This is a tough letter to write. For 15 years, you and I shared our lives. Now I'm heading out the door.
Could you have done something different? Should we have gone to counselling? In all honesty, I don't think so. We can still be friends, but I'm no longer dazzled by your "greatest investor in history" aura.
Please, please don't be upset. I'll still read your annual reports and chuckle at your corny jokes, and I'll think back to our good times together.
I first invested in Berkshire Hathaway during the mad, bad dot-com days of 1999. I was just a novice investor; you were the Oracle of Omaha, a market genius who had, time and time again, proven to be the smartest guy in any room.
Not that people gave you a lot of credit back then. The Wall Street wise guys sneered at you for not jumping into Global Crossing, Pets.com or other brain rot of the era.
How you proved them wrong! And how you made me money! As tech turned to wreck, Berkshire shone brighter than ever. My shares are now worth nearly three times what I paid.
So why have I just sold them? As with the breakdown of any relationship, the answer is somewhat complicated.
Part of it, quite frankly, is that you've grown old. As much as I love you, you're 83. Barring a breakthrough in cloning, you're unlikely to be at the helm of Berkshire much longer.
But it's not just your age. Put it this way: We've grown apart. More precisely, you've grown apart. When I bought Berkshire shares, it was still a middleweight, with a stock market capitalization of $85 billion (U.S.) and annual revenue of about $24 billion. Nowadays, it ticks in at a mammoth market cap of more than $300 billion and has a revenue of $182 billion.
The weight gain puts me off. Sure, I know— it's all muscle. But the simple fact is that it's a lot easier for a smaller company to beat the market than it is for a giant conglomerate. When you're the fifth-biggest U.S. public company by revenue, there aren't many potential acquisitions that can make a meaningful difference to your bottom line.
Size has other disadvantages as well.
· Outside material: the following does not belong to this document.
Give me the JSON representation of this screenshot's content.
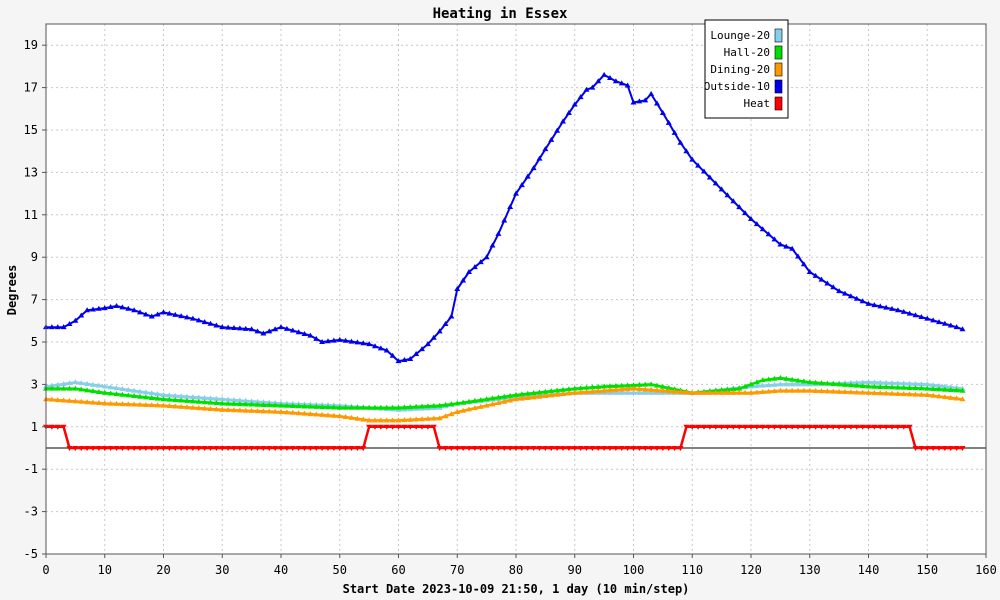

When I first bought Berkshire shares, I could get a reasonable overview of the company's operations from your annual reports. But your enterprise has sprawled in so many directions, I no longer understand you. The Warren I knew was a stock picker and insurer; the Buffett you've become is a railroader, an energy provider and a guy who doesn't mind making long-term derivative bets on market indexes.
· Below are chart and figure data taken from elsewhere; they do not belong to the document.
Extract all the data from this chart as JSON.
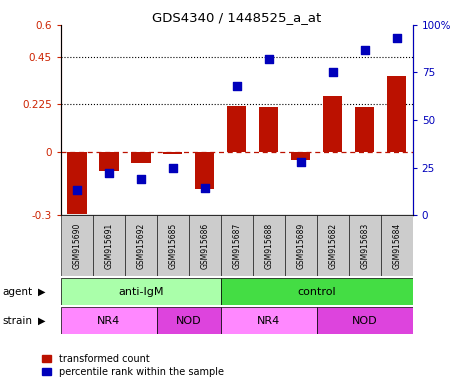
{
  "title": "GDS4340 / 1448525_a_at",
  "samples": [
    "GSM915690",
    "GSM915691",
    "GSM915692",
    "GSM915685",
    "GSM915686",
    "GSM915687",
    "GSM915688",
    "GSM915689",
    "GSM915682",
    "GSM915683",
    "GSM915684"
  ],
  "red_values": [
    -0.295,
    -0.09,
    -0.055,
    -0.01,
    -0.175,
    0.215,
    0.21,
    -0.04,
    0.265,
    0.21,
    0.36
  ],
  "blue_values": [
    0.13,
    0.22,
    0.19,
    0.25,
    0.14,
    0.68,
    0.82,
    0.28,
    0.75,
    0.87,
    0.93
  ],
  "left_ylim": [
    -0.3,
    0.6
  ],
  "right_ylim": [
    0,
    1.0
  ],
  "left_yticks": [
    -0.3,
    0,
    0.225,
    0.45,
    0.6
  ],
  "left_yticklabels": [
    "-0.3",
    "0",
    "0.225",
    "0.45",
    "0.6"
  ],
  "right_yticks": [
    0,
    0.25,
    0.5,
    0.75,
    1.0
  ],
  "right_yticklabels": [
    "0",
    "25",
    "50",
    "75",
    "100%"
  ],
  "hlines": [
    0.225,
    0.45
  ],
  "dashed_line": 0.0,
  "agent_groups": [
    {
      "label": "anti-IgM",
      "start": 0,
      "end": 5,
      "color": "#aaffaa"
    },
    {
      "label": "control",
      "start": 5,
      "end": 11,
      "color": "#44dd44"
    }
  ],
  "strain_groups": [
    {
      "label": "NR4",
      "start": 0,
      "end": 3,
      "color": "#ff88ff"
    },
    {
      "label": "NOD",
      "start": 3,
      "end": 5,
      "color": "#dd44dd"
    },
    {
      "label": "NR4",
      "start": 5,
      "end": 8,
      "color": "#ff88ff"
    },
    {
      "label": "NOD",
      "start": 8,
      "end": 11,
      "color": "#dd44dd"
    }
  ],
  "bar_color": "#BB1100",
  "dot_color": "#0000BB",
  "bar_width": 0.6,
  "dot_size": 28,
  "legend_red": "transformed count",
  "legend_blue": "percentile rank within the sample",
  "agent_label": "agent",
  "strain_label": "strain",
  "sample_bg": "#cccccc",
  "left_axis_color": "#CC2200",
  "right_axis_color": "#0000BB"
}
Maybe all of this will work out, but one thing's for sure: You're no longer the nimble dancer I once knew. In earlier decades, you could waltz past the S&P 500 while chugging your favourite Cherry Cokes and gobbling See's Candies. Over the past 10 years, though, you've earned returns that look too much like those of a typical index fund.
Even you now seem to doubt that Berkshire can keep beating the market. In your most recent annual report, you revealed that 90% of the money that will be left to your widow will be invested in an S&P 500 index fund.
As usual, you're being realistic. I'll always treasure that about you. But it's time to go.